The physical debris from forest fires also changes the types of carbon found in aquatic systems, says Mangal.

“For example, when ash settles and debris deposits onto the water, it increases the carbon and contaminant presence in the water causing the water to be darker, more turbid and more odorous,” he says.

This increased organic carbon in the water can lead to the growth of algae blooms that remove much-needed oxygen from water and can also produce more greenhouse gases, further contributing to climate change, he says.

Also contributing to greenhouse gases is carbon being released from thawing permafrost, says Professor of Geography and Tourism Studies Michael Pisaric.

Permafrost, or ground that is permanently frozen from one year to the next, is a dominant feature of Canada’s North.

“Forest fires burning in regions underlain by permafrost disturb the vegetation cover, hastening permafrost degradation and thaw,” says Pisaric, adding that carbon trapped in permafrost decomposes when thawed.

Intense fires burn more deeply into the organic layers of soil, which makes soil less porous, he says. This affects the ability of soils to effectively channel water into the ground, potentially impacting the types of vegetation that can re-establish after a fire.

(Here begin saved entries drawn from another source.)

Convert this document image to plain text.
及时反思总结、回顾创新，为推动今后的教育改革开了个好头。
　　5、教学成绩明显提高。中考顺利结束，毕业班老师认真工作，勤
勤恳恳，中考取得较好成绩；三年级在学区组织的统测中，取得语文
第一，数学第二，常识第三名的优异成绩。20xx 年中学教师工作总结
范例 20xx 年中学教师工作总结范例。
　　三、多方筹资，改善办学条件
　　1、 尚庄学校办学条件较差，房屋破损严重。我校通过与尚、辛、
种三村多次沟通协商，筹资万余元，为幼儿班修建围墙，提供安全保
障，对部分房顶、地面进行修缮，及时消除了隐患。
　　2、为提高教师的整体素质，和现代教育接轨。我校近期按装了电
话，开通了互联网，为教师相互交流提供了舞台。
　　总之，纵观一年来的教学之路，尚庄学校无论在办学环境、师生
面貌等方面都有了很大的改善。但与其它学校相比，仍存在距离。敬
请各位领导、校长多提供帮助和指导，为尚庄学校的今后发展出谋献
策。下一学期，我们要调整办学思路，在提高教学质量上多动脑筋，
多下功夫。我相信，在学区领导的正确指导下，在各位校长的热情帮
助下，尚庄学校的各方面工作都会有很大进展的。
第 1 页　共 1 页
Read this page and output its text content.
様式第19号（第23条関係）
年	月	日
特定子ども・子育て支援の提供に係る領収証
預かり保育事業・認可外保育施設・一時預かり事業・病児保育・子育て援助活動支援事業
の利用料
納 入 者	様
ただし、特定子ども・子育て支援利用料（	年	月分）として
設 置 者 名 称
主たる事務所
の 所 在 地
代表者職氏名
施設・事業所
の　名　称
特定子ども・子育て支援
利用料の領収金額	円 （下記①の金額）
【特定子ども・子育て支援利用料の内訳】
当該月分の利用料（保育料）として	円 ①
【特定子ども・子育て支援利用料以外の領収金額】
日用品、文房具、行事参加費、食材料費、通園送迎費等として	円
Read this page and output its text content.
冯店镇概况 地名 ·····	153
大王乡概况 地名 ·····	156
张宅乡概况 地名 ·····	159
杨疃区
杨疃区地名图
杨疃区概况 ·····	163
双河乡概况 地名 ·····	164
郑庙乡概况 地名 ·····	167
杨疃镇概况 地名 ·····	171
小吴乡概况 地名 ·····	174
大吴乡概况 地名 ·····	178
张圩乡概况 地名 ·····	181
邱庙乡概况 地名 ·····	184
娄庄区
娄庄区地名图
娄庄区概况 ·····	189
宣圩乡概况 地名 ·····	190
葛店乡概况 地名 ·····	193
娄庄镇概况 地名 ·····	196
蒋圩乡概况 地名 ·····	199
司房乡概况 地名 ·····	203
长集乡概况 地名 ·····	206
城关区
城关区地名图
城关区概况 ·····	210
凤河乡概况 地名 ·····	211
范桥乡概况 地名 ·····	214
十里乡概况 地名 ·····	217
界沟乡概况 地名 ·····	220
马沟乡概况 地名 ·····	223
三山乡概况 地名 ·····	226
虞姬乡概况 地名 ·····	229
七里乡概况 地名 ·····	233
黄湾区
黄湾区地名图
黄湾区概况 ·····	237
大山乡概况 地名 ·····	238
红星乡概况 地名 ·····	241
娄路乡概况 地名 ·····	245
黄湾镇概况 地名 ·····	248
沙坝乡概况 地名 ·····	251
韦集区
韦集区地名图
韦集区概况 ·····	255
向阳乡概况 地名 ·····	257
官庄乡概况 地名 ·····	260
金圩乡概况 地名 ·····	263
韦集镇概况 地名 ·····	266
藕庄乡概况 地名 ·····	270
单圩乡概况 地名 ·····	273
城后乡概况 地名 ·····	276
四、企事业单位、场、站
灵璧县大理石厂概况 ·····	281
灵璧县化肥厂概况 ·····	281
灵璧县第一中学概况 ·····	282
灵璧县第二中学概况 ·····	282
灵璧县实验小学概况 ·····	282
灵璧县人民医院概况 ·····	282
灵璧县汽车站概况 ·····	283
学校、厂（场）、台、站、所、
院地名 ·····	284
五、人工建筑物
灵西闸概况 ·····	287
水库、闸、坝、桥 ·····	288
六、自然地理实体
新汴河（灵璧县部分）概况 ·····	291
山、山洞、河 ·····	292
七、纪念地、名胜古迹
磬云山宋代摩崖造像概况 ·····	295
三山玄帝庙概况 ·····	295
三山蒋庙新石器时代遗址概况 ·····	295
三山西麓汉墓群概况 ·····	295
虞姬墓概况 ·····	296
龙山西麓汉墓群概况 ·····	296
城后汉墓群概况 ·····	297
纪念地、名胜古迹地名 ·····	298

In some cases, fires are recurring so frequently in recent decades that some long-lived vegetation types are not able to establish and reproduce before the next fire occurs, Pisaric says.

“Studies near Yellowknife and in parts of Yukon Territory are showing that in severely burned areas, some of the typical conifer species that characterize Canada’s boreal regions are having difficulties re-establishing following these severe fire events due to the increased moisture stress that occurs in these severely burned areas,” he says.

Residents in the Northwest Territories and British Columbia are grappling with the impacts of having to flee their homes on short notice, putting the spotlight on how authorities deal with forest fires.

“The transfer and co-ordination of authority and management between the local and provincial levels is challenging, as it is negotiated in real time and as the situation is extremely unpredictable,” says Associate Professor of the Environmental Sustainability Research Centre Julia Baird.

Baird, Canada Research Chair in Human Dimensions of Water Resources and Water Resilience, and her colleagues conducted research on major wildfires in Alberta and Sweden.

“What we learned was that it is really important to build relationships in advance of an emergency, as those relationships yield benefits when needed — for example, an emergency responder can capitalize on existing connections and very quickly have the necessary information to a critical question,” says Baird.

She says clear procedures with built-in flexibility can support the scale-up of an emergency response.

“Evacuation and meeting the physical needs of evacuees is interconnected with logistics and supply, as the needs of the evacuation centres and resources available are constantly in interplay and offers of assistance must be co-ordinated with need levels,” Baird says.

“Another example is the task of communication to the public and evacuation, where those being evacuated need timely information about where to go, and the information itself depends on capacity and fire forecasts.”